The Discovery of the ChronicleIn the year of our present reckoning, when the scholars of Erythros delved into the ruins of the Blackfang foothills, they unearthed a chamber sealed by rock and time. Within lay clay fragments, bronze tablets, and scrolls so brittle they turned to powder at a breath.
Among these relics was a text, pieced together from scraps of parchment and etched shards of stone. Its language bore the markings of the Old Tongue, half-familiar, half-forgotten. For months, scribes labored by candlelight, matching broken verses, stitching fragments into sense.
What emerged was no dry record of grain or tribute, but a tale—a tale of war, of love, of betrayal and defiance. A tale not of kings remembered, but of a man almost lost. His name was Kaelion, called the Unyielding.
This chronicle, whether wholly true or half-wrought by legend, has the voice of history and the heart of myth. It speaks of a forgotten city, of a warrior beloved by his people, of a tyrant king and a maiden whose beauty sparked envy and doom. It tells how Kaelion was bound in chains, how he escaped, how he raised the banner of the Unbound, and how in the Valley of Sorrow he met his end with Elysera in his arms.

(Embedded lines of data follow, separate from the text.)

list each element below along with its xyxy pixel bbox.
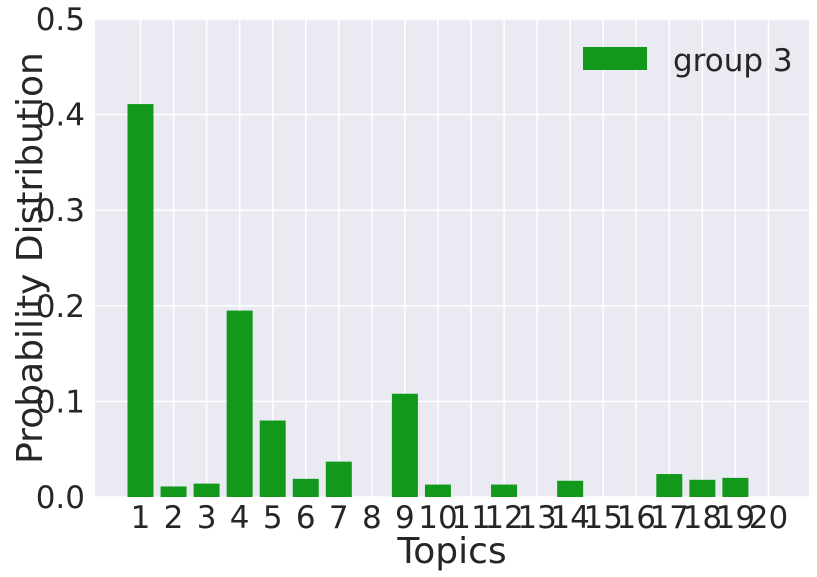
bar-topic-5	[259, 420, 286, 497]
x-tick-label: 2	[164, 500, 184, 536]
x-tick-label: 7	[329, 500, 349, 536]
legend: group 3	[583, 43, 793, 79]
x-tick-label: 4	[230, 500, 250, 536]
bar-topic-7	[325, 461, 352, 497]
y-tick-label: 0.0	[36, 480, 85, 516]
x-tick-label: 10	[418, 500, 457, 536]
legend-swatch-group-3	[583, 47, 647, 70]
bar-topic-6	[292, 478, 319, 497]
x-tick-label: 9	[395, 500, 415, 536]
x-tick-label: 5	[263, 500, 283, 536]
bar-topic-19	[722, 477, 749, 497]
y-tick-label: 0.5	[36, 2, 85, 38]
grid-lines	[95, 18, 809, 498]
x-tick-label: 15	[583, 500, 622, 536]
y-tick-label: 0.4	[36, 98, 85, 134]
x-tick-label: 17	[650, 500, 689, 536]
bar-topic-17	[656, 474, 683, 497]
x-tick-label: 20	[749, 500, 788, 536]
legend-label-group-3: group 3	[673, 43, 793, 79]
bar-topic-18	[689, 479, 716, 497]
bar-topic-4	[226, 310, 253, 497]
x-tick-label: 3	[197, 500, 217, 536]
bar-topic-1	[127, 104, 154, 498]
bar-topic-2	[160, 486, 187, 497]
bar-topic-10	[424, 484, 451, 497]
y-tick-labels: 0.0 0.1 0.2 0.3 0.4 0.5	[36, 2, 85, 516]
x-tick-label: 14	[550, 500, 589, 536]
plot-area	[95, 19, 809, 497]
bar-topic-14	[557, 480, 584, 497]
bar-topic-9	[391, 393, 418, 497]
x-axis-label: Topics	[396, 531, 506, 572]
bar-topic-3	[193, 483, 220, 497]
x-tick-label: 19	[716, 500, 755, 536]
x-tick-label: 12	[484, 500, 523, 536]
x-tick-label: 16	[617, 500, 656, 536]
x-tick-label: 8	[362, 500, 382, 536]
y-tick-label: 0.1	[36, 384, 85, 420]
y-tick-label: 0.2	[36, 289, 85, 325]
bar-topic-12	[491, 484, 518, 497]
x-tick-label: 1	[131, 500, 151, 536]
x-tick-label: 13	[517, 500, 556, 536]
x-tick-label: 6	[296, 500, 316, 536]
bars	[127, 104, 749, 498]
x-tick-label: 18	[683, 500, 722, 536]
y-axis-label: Probability Distribution	[10, 52, 51, 464]
y-tick-label: 0.3	[36, 193, 85, 229]
x-tick-label: 11	[451, 500, 490, 536]
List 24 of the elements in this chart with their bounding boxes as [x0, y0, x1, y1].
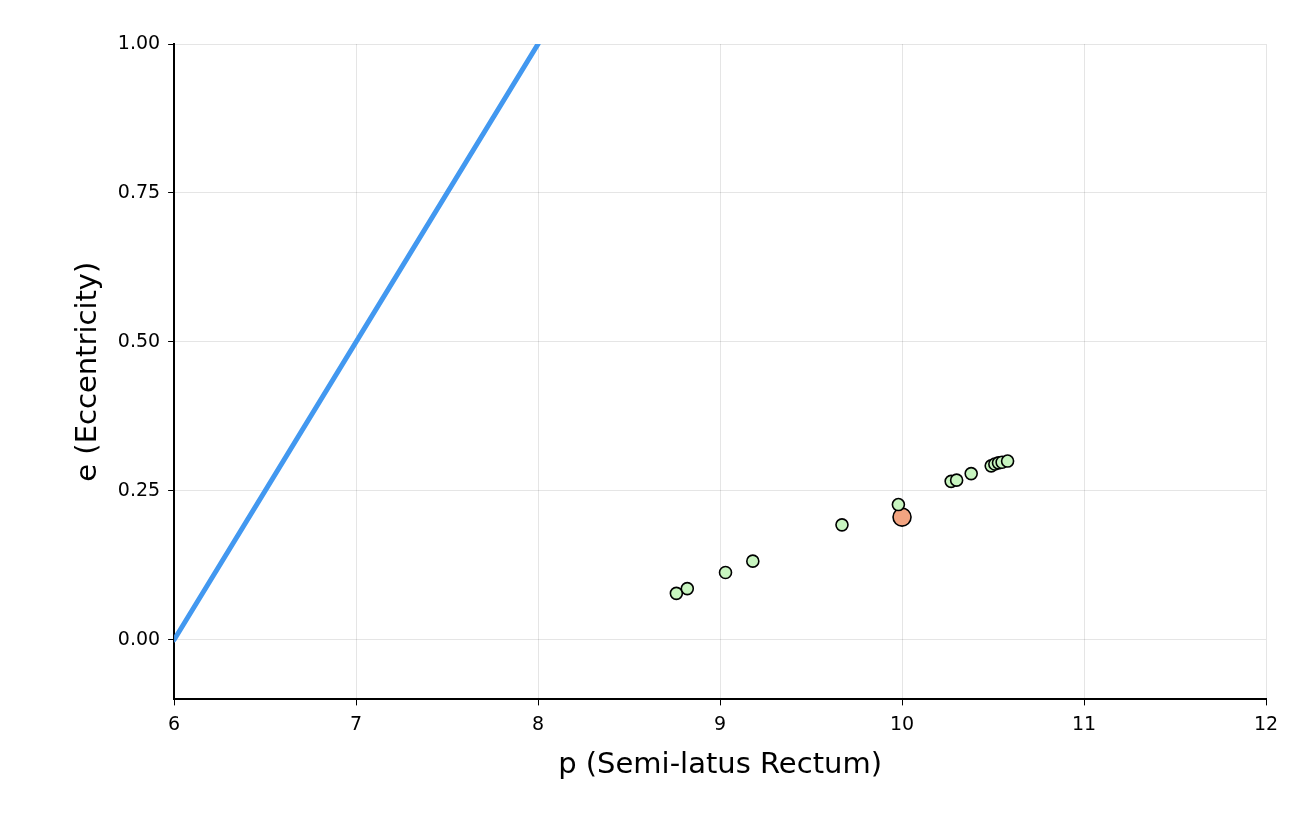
y-tick-label: 0.25 — [117, 477, 161, 500]
y-tick-label: 0.00 — [117, 626, 161, 649]
point — [680, 581, 695, 596]
point — [669, 586, 684, 601]
point — [891, 497, 906, 512]
x-tick-label: 12 — [1253, 711, 1279, 734]
x-axis-title: p (Semi-latus Rectum) — [558, 746, 882, 781]
y-tick-label: 0.75 — [117, 179, 161, 202]
x-tick-label: 9 — [714, 711, 727, 734]
point — [964, 466, 978, 481]
x-tick-label: 10 — [889, 711, 915, 734]
y-axis-title: e (Eccentricity) — [68, 261, 103, 482]
x-tick-label: 6 — [168, 711, 181, 734]
x-tick-label: 11 — [1071, 711, 1097, 734]
point — [746, 554, 760, 568]
y-tick-label: 0.50 — [117, 328, 161, 351]
point — [892, 507, 912, 527]
point — [835, 518, 849, 532]
x-tick-label: 8 — [532, 711, 545, 734]
x-tick-label: 7 — [350, 711, 363, 734]
point — [949, 473, 964, 487]
y-tick-label: 1.00 — [117, 30, 161, 53]
point — [1000, 454, 1015, 468]
point — [718, 565, 733, 580]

Yet the chronicle does not end in silence. For even now, in the shepherd villages that cling to the southern hills, a song is sung—a song that remembers Kaelion and Elysera when stones and crowns have long crumbled. It is a rough song, a song of the people, carried in tongues for a thousand years.
This book is that chronicle, gathered and translated from the ruins, with the song preserved at its end. Whether Kaelion lived as flesh or only in the dream of the people, his name is carved upon the memory of the land.
May the reader judge: was he man, or myth?